The phone rang. It was Daddy.

As I watched her cook with her Play-doh at the kitchen table, I answered and said, "it's just the baby and I at home, and we miss you!"

The other kids were with grandma for the day, and the house was quiet. Without the regular whirl of activity, it was easy to discern the sounds of toddler chatter, clanging legos, and tiny feet running across the hardwood floor. Suddenly, it was like I stepped back in time to when I was a new mom, chasing a toddler around the house all day.

You're always one step behind them as you follow them around, just in time to clean up whatever they disasterized but not quite quick enough to stop them from making the mess in the first place. The clothes you spent your morning folding are now on the floor, and they've moved on to "unloading the dishwasher," i.e., putting the clean dishes back in the sink.

And although the house is filled with endless chatter, playing, learning and joy, it can be a very lonely job at times. It's hard when your only human connection during the day is two feet tall and speaks mostly gibberish. And I'm happy that I know now what I didn't back then-- it's okay to take some time for you. It's actually a good thing and a necessary thing to preserve your sanity and your identity. Otherwise you can become a shell of who you once were, completely engulfed and swallowed up by the incessant needs and demands of motherhood.
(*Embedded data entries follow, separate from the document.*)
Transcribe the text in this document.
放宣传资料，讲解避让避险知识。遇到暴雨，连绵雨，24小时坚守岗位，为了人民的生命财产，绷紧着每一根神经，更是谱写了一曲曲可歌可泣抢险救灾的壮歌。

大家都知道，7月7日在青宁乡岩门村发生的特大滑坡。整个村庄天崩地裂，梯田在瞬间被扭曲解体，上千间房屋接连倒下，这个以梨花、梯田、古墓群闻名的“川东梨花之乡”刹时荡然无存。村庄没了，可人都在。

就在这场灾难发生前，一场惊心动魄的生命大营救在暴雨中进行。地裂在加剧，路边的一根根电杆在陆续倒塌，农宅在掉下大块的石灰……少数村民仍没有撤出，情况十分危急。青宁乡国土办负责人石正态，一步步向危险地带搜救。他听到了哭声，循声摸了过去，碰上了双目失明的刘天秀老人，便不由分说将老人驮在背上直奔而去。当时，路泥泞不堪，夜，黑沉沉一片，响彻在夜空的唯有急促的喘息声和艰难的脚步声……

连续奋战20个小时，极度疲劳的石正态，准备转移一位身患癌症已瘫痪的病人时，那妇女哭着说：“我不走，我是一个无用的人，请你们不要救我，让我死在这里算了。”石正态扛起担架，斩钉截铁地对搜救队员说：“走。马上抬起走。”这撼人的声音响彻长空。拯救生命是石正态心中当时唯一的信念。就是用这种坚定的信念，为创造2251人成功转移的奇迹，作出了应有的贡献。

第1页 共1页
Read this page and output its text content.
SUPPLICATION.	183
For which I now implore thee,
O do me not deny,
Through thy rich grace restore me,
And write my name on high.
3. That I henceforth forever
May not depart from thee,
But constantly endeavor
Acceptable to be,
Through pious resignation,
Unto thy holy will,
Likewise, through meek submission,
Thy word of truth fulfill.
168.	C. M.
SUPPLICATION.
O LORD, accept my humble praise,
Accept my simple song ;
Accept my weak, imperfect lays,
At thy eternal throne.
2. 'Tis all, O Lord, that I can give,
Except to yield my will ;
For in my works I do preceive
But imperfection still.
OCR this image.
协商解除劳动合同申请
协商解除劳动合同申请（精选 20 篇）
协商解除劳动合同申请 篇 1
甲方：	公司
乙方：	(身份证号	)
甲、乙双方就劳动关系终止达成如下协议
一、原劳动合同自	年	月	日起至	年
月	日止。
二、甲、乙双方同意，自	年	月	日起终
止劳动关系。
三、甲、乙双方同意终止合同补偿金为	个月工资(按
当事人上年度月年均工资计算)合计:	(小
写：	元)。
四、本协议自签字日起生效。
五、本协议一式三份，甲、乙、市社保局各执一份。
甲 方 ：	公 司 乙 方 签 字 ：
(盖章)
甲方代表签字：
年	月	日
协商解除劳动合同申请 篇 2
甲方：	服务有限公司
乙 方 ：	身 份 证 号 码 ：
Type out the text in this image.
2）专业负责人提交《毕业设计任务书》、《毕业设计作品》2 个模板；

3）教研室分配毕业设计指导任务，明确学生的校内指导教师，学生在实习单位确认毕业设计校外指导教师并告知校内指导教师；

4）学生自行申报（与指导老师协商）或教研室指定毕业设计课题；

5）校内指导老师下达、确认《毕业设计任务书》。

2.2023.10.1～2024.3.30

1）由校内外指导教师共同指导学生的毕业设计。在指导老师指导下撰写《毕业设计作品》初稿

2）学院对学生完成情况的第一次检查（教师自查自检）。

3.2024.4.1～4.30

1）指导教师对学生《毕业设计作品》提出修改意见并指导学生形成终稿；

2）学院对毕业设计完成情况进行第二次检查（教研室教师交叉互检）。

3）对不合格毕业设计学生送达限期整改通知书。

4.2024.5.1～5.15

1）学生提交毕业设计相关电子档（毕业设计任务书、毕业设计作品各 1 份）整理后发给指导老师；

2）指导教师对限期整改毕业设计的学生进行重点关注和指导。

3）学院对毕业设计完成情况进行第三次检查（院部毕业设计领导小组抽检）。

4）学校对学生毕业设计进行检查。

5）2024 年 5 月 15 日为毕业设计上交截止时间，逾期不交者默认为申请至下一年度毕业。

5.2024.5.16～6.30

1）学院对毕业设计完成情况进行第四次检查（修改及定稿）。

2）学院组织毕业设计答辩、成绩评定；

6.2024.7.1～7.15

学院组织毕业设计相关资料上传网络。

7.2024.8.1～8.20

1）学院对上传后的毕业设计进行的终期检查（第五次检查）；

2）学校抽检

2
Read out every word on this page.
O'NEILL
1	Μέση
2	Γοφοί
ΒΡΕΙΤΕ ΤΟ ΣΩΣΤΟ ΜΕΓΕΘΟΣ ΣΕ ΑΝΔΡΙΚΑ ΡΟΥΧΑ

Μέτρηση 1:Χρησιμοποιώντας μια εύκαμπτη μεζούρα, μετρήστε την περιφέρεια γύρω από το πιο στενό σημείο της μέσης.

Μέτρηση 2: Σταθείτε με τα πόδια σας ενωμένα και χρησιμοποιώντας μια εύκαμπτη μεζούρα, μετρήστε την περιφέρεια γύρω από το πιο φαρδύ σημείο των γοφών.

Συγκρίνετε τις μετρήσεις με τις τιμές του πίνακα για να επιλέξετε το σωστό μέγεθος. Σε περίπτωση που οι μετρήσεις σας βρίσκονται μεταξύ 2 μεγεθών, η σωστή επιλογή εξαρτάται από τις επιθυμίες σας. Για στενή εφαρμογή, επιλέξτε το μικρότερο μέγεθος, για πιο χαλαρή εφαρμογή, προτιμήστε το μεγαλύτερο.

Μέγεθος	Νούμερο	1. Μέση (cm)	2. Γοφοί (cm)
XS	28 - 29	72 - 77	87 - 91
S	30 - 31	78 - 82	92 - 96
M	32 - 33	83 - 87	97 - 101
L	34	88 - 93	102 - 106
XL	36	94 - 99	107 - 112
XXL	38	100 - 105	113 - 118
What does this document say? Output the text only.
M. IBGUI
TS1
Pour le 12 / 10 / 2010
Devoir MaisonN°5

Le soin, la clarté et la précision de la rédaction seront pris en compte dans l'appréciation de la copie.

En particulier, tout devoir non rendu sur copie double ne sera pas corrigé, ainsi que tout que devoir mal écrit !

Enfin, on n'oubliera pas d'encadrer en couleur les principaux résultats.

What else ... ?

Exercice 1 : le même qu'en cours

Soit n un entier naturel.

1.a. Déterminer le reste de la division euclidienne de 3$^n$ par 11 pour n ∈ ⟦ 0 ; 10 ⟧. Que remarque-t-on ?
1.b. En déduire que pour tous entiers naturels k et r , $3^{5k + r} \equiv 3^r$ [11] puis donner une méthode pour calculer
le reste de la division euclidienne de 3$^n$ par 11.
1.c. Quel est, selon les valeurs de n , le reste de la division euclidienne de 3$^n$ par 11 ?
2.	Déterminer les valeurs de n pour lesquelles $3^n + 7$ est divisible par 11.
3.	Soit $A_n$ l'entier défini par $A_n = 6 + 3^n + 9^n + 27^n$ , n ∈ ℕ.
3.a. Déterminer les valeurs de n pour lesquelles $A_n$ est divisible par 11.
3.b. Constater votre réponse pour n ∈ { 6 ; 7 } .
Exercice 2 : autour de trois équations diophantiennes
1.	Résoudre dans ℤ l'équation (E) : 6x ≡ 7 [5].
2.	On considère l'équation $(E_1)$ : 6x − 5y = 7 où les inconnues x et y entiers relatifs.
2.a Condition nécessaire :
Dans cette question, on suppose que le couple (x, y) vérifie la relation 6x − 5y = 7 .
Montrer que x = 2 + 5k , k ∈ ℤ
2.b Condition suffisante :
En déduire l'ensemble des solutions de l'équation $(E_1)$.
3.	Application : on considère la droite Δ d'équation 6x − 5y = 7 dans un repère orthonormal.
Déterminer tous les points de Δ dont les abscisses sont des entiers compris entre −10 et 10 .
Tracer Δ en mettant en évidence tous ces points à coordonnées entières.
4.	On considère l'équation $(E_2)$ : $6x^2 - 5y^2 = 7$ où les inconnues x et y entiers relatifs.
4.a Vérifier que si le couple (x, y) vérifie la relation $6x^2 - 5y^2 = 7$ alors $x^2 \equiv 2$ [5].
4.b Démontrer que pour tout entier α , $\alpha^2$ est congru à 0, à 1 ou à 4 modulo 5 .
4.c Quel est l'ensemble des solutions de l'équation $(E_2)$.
I'm also finally to the place where, although part of me is still sad that the baby years are almost over, the other, larger half of me is so very glad that things like diapers and terrible twos and potty training will come to an end in the relatively near future. That I can finally see the horizon. Thank God I won't have to carry a diaper bag around for the rest of my life. Because I think if I had to deal with diapers and poop and pottys for the next twenty years, I just may loose my mind. Many, many kudos to you day care workers and nannies. There will be a special place for you in heaven among the saints. I'm sure of it.


So if I could offer some encouragement to all the young moms who are in the thick of it, who are running on coffee and no sleep and are busy all the live long day but have nothing tangible to show for it except a beautiful little baby who is clothed and fed and still breathing:


Hang in there!! You're doing a good job!


It does get better! They do eventually speak more then just gibberish and learn how to fold laundry. But they still throw the clean clothes out of their drawers and all over their room when they get dressed. Or undressed. Sorry to burst your bubble on that one. They will learn how to use the toilet. They will have thoughts and ideas and dreams of their own, and you get the privilege of watching them develop into unique human beings right before your very eyes.


Hang in there. It's worth it. I promise.